|1||WV A||23.87||10-1||1||Shahar S.||WV A||78.33|
|2||Del Norte||23.81||7-4||2||Kyle K.||Del Norte||58.33|
|3||Canyon Crest||21.46||7-2||3||Pramod S.||WV B||55.68|
|4||WV B||17.36||4-5||4||Adrian O.||Otay Ranch||54.17|
*Note: I think Del Norte actually finished with a PPB that was higher than ours, but there might be an error in stats that is bringing it down.
Firstly, I would like to thank Olympian High School for directing quite a wonderful tournament. It finished before 4:30 and there were 11 rounds played, which is quite impressive, even more so because the two tournament directors, Dayo and Chanwoo, had never directed a tournament before. They were incredibly nice, and they adapted very well to changes that had to be made mid-tournament.
Now, let’s get into the actual tournament:
Westview A: We were shorthanded, with only three players, but we still managed to win all our games in prelims and playoffs (not including finals.) Shahar and Junu both exhibited their skill in categories all across the board, especially Shahar in literature and science and Junu in history and geography. One thing is that our neg count, at nearly three per game, was slightly high, but that is something we have always needed to work on. Another thing was that our PPB in current events and US History was significantly lower than our PPB in all the other categories, but with our A team not being finalized yet and a large group of good players in the club, I am sure we will be able to come up with a team that can fill those holes, especially on NAQT where those categories are significantly more prevalent.
Del Norte: So we played Del Norte five(!!) times during the tournament, and all of the games were relatively close (except for the first final, but more on that later.) As far as I know, this was a full Del Norte A team, and they are really, really good. Always known as the team that does not neg often, this tournament was no different, as they averaged barely over 1.5 negs per game. What made this specific tournament different, though, was that they backed it up with nearly 5.5 powers per game. Kyle is decidedly the best music player in SoCal this year, and between him, Ajai, Manasvi, and Joshua, they have coverage of basically every category. Ajai is strikingly good at “stuff that will almost exclusively be only asked about in NAQT,” and all four of them tag team very well on history. They also wrecked us 560-135 in the first final, proving that, at times, they can be quite unstoppable.
Canyon Crest: CCA spent essentially all their prelim rounds memeing, dubiously negging on some tossups while also trying to help Jonathan accomplish his goal of maintaining a 100% power percentage (which he indeed did while also getting three powers per game.) Basically, it is safe to say that although this team has been very vocal about not caring nearly as much about Quizbowl as they did in the past, they are very good, and these stats are not completely to be trusted when trying to gauge their strength.
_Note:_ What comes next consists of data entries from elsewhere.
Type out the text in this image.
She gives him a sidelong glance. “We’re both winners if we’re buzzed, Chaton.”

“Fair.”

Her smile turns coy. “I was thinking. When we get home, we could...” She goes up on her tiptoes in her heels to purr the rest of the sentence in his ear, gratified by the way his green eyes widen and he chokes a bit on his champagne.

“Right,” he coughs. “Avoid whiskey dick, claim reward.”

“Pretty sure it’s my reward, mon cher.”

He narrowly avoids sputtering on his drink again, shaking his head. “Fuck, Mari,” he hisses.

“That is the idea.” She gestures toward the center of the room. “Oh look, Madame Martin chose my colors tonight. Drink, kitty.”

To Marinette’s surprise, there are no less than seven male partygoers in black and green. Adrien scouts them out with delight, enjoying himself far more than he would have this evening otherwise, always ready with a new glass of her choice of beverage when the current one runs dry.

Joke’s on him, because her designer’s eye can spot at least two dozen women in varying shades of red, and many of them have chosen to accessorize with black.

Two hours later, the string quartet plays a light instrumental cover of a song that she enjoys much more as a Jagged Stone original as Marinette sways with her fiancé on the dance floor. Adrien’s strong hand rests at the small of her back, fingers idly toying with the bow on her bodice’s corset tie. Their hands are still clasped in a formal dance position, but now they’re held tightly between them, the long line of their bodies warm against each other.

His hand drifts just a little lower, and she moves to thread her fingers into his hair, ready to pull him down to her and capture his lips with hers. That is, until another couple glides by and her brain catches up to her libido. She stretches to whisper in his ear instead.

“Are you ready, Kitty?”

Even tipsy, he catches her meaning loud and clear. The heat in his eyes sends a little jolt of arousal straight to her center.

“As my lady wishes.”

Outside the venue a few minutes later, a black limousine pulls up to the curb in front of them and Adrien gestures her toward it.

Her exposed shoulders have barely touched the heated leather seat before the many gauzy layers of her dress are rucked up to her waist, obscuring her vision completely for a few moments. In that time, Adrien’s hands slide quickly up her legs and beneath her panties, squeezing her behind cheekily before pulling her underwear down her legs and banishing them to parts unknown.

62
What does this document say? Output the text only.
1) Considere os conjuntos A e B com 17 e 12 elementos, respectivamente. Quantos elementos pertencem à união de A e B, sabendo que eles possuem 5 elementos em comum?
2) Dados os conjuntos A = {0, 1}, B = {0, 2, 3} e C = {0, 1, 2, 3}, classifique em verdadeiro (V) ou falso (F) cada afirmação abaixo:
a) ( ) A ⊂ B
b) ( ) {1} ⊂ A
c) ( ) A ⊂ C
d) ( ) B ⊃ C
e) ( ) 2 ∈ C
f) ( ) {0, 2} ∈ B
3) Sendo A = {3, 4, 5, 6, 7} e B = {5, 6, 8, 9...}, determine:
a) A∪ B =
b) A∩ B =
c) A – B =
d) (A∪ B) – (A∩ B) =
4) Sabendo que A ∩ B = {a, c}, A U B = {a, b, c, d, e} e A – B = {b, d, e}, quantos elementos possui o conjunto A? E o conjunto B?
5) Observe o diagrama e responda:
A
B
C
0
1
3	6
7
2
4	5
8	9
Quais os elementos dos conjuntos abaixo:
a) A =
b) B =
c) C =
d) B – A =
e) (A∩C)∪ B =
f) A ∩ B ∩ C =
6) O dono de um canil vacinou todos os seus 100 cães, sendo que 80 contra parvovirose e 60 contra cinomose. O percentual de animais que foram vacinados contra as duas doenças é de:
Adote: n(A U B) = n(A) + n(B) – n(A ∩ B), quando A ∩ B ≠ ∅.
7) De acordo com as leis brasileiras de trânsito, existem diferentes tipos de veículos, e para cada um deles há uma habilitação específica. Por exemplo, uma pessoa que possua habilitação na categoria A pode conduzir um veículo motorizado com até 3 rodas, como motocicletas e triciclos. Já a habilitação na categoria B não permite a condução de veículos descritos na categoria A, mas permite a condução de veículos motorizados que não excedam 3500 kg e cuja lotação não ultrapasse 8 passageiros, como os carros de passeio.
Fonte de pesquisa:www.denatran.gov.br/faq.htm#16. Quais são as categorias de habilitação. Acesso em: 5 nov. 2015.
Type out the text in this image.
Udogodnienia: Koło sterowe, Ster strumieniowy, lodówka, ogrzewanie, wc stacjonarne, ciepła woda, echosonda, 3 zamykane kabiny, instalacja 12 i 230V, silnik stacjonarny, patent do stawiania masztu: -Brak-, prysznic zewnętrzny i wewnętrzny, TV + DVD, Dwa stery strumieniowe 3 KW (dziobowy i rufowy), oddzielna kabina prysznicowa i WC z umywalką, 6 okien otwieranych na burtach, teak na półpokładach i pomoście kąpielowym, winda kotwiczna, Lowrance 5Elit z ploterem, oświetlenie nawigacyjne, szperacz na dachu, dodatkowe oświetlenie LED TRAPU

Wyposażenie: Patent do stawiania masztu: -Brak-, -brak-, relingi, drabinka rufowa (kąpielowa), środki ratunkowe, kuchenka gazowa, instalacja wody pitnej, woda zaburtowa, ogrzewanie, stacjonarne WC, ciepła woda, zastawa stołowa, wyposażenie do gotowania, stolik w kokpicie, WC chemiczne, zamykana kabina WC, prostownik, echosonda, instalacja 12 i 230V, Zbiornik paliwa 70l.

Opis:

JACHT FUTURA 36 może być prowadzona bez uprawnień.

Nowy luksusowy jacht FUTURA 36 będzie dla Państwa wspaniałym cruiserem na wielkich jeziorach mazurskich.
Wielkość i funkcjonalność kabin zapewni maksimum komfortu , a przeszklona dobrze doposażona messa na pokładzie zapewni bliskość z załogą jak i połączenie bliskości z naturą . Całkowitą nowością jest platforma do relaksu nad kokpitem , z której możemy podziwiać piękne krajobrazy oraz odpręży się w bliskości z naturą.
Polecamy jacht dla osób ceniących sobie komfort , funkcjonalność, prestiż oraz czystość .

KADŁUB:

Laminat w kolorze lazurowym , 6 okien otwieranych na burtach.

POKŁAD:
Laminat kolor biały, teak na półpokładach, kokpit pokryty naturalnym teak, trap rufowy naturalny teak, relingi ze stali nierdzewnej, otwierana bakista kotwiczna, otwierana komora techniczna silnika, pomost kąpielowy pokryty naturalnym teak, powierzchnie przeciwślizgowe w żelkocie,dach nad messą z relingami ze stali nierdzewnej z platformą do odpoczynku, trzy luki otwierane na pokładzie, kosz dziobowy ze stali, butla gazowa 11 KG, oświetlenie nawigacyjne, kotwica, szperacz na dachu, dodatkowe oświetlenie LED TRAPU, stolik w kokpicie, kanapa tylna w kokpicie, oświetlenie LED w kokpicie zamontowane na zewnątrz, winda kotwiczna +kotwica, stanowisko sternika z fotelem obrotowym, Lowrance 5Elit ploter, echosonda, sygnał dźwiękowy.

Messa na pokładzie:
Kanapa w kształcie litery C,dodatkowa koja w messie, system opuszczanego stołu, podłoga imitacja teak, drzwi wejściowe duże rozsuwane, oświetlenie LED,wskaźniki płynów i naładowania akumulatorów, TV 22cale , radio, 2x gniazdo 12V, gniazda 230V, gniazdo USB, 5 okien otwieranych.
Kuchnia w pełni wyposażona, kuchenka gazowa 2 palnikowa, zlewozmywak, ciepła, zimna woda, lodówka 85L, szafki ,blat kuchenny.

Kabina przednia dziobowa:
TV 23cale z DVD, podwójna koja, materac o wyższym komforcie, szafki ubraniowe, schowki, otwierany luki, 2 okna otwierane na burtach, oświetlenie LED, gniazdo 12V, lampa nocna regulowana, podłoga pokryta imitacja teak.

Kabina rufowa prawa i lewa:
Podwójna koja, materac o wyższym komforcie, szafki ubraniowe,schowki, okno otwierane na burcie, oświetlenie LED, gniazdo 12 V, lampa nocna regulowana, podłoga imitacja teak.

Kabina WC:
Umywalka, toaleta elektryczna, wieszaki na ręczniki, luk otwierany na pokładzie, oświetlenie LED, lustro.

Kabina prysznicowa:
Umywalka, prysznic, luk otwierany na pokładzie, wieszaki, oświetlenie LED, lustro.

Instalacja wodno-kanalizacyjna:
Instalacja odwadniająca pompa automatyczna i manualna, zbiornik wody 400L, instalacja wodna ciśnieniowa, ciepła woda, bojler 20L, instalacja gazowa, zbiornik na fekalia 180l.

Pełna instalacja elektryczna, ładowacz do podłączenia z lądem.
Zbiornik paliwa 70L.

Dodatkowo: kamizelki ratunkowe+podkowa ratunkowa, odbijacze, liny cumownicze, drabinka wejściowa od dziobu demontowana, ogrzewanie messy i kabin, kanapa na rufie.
With Wesley not being there, and this CCA team being one that tends to perform better at harder difficulties, I advise to not base one’s opinion on them off of their stats at this tournament alone.
Westview B: Westview B impressed at the tournament, holding their own in a brutal champs bracket consisting of Westview A, Del Norte, and Canyon Crest. Freshman Pramod led them with 17 powers while only playing 7.4 games since he got stuck in traffic in the morning, and he was supported well by Jonathan, Rohan, and Aakarsh, the latter of whom is quickly improving at literature. The team had a really promising 17.36 PPB, making them a definite threat at future tournaments. Also, from what I heard, they had incredibly good coverage on pop culture/trash, which is certainly not a nonfactor on NAQT questions.
Otay Ranch: It is good to see that the Quizbowl program at Otay Ranch is still active, although they are overwhelmingly led by Adrian Ople, as evidenced by him scoring more than 74% of the points his team got on tossups. I have never seen him play, but he seems to have a good amount of breadth in his knowledge–he converted 15 out of 20 tossups against one of the Olympian house teams–but maybe not as much depth. This breadth greatly assisted him in the consolation bracket, where he got almost 114 PPG and was able to beat Serra to claim fifth place in the tournament. Hopefully Otay attends more tournaments this year so we will be able to learn more about the strengths of Adrian and his teammates.
Serra: By finishing third and 12th at BONoBo the week earlier, Serra proved that they were formidable on lower-difficulty SCOP Novice. At OASIS, Tyler led them with seven powers and 44.50 PPG, and the rest of the team contributed 9 more powers. Their PPB through their 10 rounds was 17.16, suggesting that their strength may lie there. Just like Otay Ranch, I’d have to see Serra at more tournaments in order to be able to gauge their strengths and weaknesses; they have already attended two out of three this year so let’s hope that this is a positive trend.
Olympian’s house teams were added at the last second due to drops (proving the flexibility of the TDs once more), and that is all I can really say about them.
Great job to all teams, and see you at Triton Fall!